DALLAS - OCTOBER 17:  Quarterback Landry Jones #12 of the Oklahoma Sooners drops back to pass against the Texas Longhorns at Cotton Bowl on October 17, 2009 in Dallas, Texas.  (Photo by Ronald Martinez/Getty Images)
Ronald Martinez/Getty Images

The 2009 season proved to be a challenge for Bob Stoops and the Oklahoma Sooners.

Coming off a BCS Championship Game appearance, the Sooners seemed ready to challenge again for the top spot in the country.
However, a season opening loss to BYU and the shoulder injury to Sam Bradford quickly dimmed prospects for the season.

The Sooners started the season ranked high in the national polls, but by the end of the year they had fallen out of the top 25 for the first time since 1999.

There are many opinions on what went wrong in 2009. Let's look at the key season statistics for Oklahoma. 

Statistics are helpful in placing performance in perspective.

I'll compare the 2009 statistics to those of the very successful 2008 year. 

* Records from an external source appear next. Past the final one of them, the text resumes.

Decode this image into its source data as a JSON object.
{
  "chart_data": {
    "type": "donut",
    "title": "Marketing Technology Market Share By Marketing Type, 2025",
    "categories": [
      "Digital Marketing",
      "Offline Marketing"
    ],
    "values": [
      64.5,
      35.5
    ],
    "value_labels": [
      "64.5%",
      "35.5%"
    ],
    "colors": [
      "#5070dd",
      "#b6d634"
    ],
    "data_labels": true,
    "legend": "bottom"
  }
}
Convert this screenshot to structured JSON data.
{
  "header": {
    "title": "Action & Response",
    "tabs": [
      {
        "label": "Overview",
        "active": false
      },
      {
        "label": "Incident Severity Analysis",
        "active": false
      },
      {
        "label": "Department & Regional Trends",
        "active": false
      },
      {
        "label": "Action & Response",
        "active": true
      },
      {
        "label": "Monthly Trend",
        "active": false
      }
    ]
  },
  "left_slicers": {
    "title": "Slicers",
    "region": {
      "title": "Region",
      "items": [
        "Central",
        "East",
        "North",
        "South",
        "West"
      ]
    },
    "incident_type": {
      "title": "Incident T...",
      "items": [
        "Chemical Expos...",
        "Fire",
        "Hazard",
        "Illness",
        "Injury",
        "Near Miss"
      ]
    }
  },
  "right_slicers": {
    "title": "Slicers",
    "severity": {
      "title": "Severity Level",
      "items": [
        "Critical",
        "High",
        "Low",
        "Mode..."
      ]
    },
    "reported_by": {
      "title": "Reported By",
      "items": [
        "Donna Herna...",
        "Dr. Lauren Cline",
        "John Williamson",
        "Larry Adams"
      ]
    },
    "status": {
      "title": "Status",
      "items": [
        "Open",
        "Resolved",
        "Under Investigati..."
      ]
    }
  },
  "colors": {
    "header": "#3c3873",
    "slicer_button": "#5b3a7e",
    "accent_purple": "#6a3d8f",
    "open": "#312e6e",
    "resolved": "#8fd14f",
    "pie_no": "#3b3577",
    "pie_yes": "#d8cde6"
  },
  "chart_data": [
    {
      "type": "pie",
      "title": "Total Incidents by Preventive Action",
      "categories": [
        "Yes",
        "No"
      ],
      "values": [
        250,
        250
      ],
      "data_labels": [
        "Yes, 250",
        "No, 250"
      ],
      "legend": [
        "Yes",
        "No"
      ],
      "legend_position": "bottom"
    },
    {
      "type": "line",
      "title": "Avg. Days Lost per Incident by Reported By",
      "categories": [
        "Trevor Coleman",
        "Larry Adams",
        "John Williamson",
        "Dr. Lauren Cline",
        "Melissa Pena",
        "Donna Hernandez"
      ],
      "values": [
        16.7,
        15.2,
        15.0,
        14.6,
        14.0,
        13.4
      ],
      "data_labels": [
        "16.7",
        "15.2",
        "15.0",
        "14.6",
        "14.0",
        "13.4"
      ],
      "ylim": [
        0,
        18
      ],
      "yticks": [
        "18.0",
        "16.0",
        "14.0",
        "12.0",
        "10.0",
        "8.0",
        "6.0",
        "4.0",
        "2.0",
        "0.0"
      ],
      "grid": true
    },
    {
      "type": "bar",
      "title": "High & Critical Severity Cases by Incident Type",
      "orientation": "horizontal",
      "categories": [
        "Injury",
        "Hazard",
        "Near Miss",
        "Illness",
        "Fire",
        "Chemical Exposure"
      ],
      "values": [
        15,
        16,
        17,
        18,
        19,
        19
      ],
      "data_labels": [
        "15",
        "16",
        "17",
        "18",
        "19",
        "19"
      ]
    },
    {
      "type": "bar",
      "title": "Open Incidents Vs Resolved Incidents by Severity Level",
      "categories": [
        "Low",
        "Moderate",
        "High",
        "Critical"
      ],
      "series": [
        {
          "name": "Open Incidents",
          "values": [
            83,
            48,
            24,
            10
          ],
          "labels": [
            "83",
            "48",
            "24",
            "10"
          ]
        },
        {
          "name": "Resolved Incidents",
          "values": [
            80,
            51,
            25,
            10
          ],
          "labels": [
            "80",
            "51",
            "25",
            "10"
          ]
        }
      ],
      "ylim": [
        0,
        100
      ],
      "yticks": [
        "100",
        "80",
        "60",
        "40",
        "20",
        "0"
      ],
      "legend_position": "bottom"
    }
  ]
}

The 2009 performance will be ranked into three groups—areas of improvement, areas unchanged, and areas of performance decline.

Areas of Improvement

I was surprised to find many areas where the 2009 Sooners rated higher than the 2008 team. 

The defense led the way in improvement.  In 2008, the defense allowed 25 points per game, compared to only 15 points in 2009.

This placed OU seventh in the nation in scoring defense, up from a ranking of 58 in 2008.

Defensive improvement came in both passing and rushing yards allowed in 2009.  Rushing defense ranked eighth in the nation allowing only 93 yards per game.

Two areas of the punting game improved in 2009 as well. 

Tress Way averaged over 40 yards in net punting, ranking fifth in the nation.

Punt team return performance was also outstanding.

Led by Ryan Broyles, OU averaged over 16 yards per punt return, placing them third in the nation.

Areas Unchanged from 2008

Oklahoma finished in the top ten in 2008 in both sacks and sacks allowed.

This excellence continued in 2009 with 38 sacks for the defense while the offensive line only allowed 15 sacks for the season.

But keep in mind that sack statistics are somewhat deceiving. 

The one sack that resulted in Bradford's shoulder injury had an adverse effect on the offensive performance for the remainder of the season.

Areas of Performance Decline

While the defense improved in 2009, the offense struggled.

The 2009 Sooner rushing statistics are particularly disappointing.

Compared to 2008, rushing yards per game dropped from 199 yards per game to only 135 in 2009.

This placed Oklahoma at a national ranking of 77th for rushing offense, a marked drop-off from their 20th place ranking in 2008.

In 2008, Sam Bradford put up stellar numbers, ranking No. 1 in the nation with a passing efficiency rating of over 180.

Landry Jones, OU's backup quarterback, could not be expected to match those kinds of numbers. In 2009, passing efficiency dropped to 131, ranking at No. 52 in the nation.

The Sooners also fell back in turnover margin in 2009, dropping from plus 23 to only plus four.  Quarterback Landry Jones was intercepted 14 times.

In summary,  2009 was a year where Oklahoma could not capitalize on their outstanding defensive. 

However, the Sooner fans have some bright spots to keep them looking forward to 2010.

Landry Jones set an OU bowl recording passing for 416 yards in the Sun Bowl win over Stanford.

Improved passing efficiency, continued defensive excellence, and improvement in offensive line performance will be the keys for success for Oklahoma in 2010.